Here, we first import the built-in `csv` module to allow us to easily parse CSV files.

Next we open the `elements.csv` file using the `with` statement as we have seen before.
Note that we are opening the file in read mode without needing to specify it explicitly.

The `csv.reader()` function takes the file object as an argument and returns a CSV reader object that can be used to *iterate* over the rows in the CSV file.

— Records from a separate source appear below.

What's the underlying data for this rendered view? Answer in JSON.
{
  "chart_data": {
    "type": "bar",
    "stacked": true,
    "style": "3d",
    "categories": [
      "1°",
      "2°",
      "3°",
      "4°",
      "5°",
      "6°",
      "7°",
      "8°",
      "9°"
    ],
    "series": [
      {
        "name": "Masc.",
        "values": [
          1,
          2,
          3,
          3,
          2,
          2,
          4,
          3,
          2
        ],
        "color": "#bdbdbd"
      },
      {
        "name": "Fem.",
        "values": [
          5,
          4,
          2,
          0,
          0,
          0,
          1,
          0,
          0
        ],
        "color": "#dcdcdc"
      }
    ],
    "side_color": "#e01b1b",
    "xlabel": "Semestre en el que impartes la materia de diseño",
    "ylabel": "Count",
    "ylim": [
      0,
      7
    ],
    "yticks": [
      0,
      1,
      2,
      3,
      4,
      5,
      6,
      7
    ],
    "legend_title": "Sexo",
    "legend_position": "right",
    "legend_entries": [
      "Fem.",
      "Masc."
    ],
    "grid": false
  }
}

Finally, we use a `for` loop to iterate over the rows in the CSV file and print the contents of each row.
The csv_reader object allows us to access each row as a list of values, making it easy to work with the data.

## Exercises

### Manipulate data
Use f-strings to print the contents of the `elements.csv` file in a more readable format.
Don't forget about the header row!

Example answer (skipping the header entirely):
```python
import csv

with open('elements.csv') as csvfile:
    csv_reader = csv.reader(csvfile)
    next(csv_reader)  # Skip the header row
    for row in csv_reader:
        print(f"Name: {row[0]}, Symbol: {row[1]}, Atomic Number: {row[2]}")
```

### Using the file path
Try to open a file that is not in the same directory as this notebook and print its contents.

TODO: Example answer

### Loop through multiple files
TODO: Task involving looping through multiple files with a predictable filename (e.g. `001.csv`) and reading their contents.

TODO: Example answer

## Debugging
The code below contains a bug and will not run.
See if you can fix it by reading the error message and using the information it provides.

In [None]:
with open('molecule.csv', 'r') as file:
    text = file.read()

print(text)

## TODO
- Discuss carriage returns and other special characters?
- Explain the distinction between text and binary files?